How we listen, is an essential skill all speakers must develop, however, it is a skill that can be developed with practice. At almost every Toastmasters meeting, members and guests get the opportunity to answer questions. Even when some guests decide to take a pass on the Table Topics questions, we usually get visitors at the end of the meeting to at least comment on what they heard, saw and felt at the meeting. Yes, we make sure that no one shall escape speaking at a Toastmasters meeting.
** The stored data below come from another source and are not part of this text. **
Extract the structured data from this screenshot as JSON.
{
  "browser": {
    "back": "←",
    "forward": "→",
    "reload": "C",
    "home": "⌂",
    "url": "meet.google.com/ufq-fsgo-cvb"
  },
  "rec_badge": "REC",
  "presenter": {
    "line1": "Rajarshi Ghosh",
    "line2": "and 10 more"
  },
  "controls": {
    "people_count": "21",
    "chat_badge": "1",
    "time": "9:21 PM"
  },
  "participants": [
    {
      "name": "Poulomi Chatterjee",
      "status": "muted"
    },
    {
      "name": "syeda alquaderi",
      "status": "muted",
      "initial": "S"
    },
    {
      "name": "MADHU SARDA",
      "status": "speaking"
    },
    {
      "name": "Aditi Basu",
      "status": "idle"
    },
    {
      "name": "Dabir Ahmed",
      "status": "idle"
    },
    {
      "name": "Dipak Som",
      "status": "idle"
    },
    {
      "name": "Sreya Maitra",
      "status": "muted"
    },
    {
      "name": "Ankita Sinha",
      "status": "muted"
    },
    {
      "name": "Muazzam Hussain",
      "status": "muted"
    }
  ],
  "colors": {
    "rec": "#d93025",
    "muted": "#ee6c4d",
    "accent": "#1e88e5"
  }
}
We listen to understand and speak effectively,
While most members and guests tend to focus on answering the questions, I have found that if you use the Table Topics segment to practice and develop your listening skills, even when you are not the one called upon to answer any of the questions, you may find this portion of the meeting, extremely beneficial to your development as a listener and speaker.
As a first step, we should try to analyze what we do subconsciously when someone else is speaking. Many of us begin preparing our answer, just waiting to begin speaking. The experts claim that most likely we learned this behavior as children and perfect it as adults. When this approach is used, the result is all forms of miscommunication, misrepresentation, and misinterpretation in our responses. Yes, all the misses. Relationships are also affected by this approach when communicating in business and social circles.
An excellent approach I found to correct this method of listening is to try to understand the meaning behind the question. Paying attention to body language used by the speaker will often help clarify the meaning. I am sure you have heard it said many times, actions speak louder than words. Shut down the internal noises in your head so the incoming messages from the speaker can be received clearly. Focus on the body language used by the speaker. Again, the experts claim the spoken word accounts for only seven percent of our communication.So happy I am not an expert.
It is quite natural to have some anxiety when faced with questions. Using your standard mechanisms to control nervous impulses is a good starting point. Breathe! Where there is breath, there is life. Stabilize your heart rate. Experts believe that deep breathing is the right approach to move the noise from your head to your chest. Give it a try. It should not hurt if your focus is breathing and listening. You should feel calm.
Begin your response by using what I call a silent icebreaker. Set the mood by using your body language to express how you were affected by the question. Use facial expressions silently, as you playback what you believe the speaker meant when he said what was said. You have the six emotions to play with here. Happiness, sadness, anger, fear, surprise, and disgust.
Once the speaker has stopped speaking, it is now your turn to speak. Paraphrasing, what you heard is a good place to start. If there is agreement about the understanding of the question, you should be off to a good start. By that time, you should be at ease to address what you saw and felt. Now that is exactly why it is so important to work on your listening skills. It sets the stage for a good answer. What you saw and felt along with your words and body language, should satisfy any Table Topics Master at your club meetings or at those testy Table Topics sessions at home.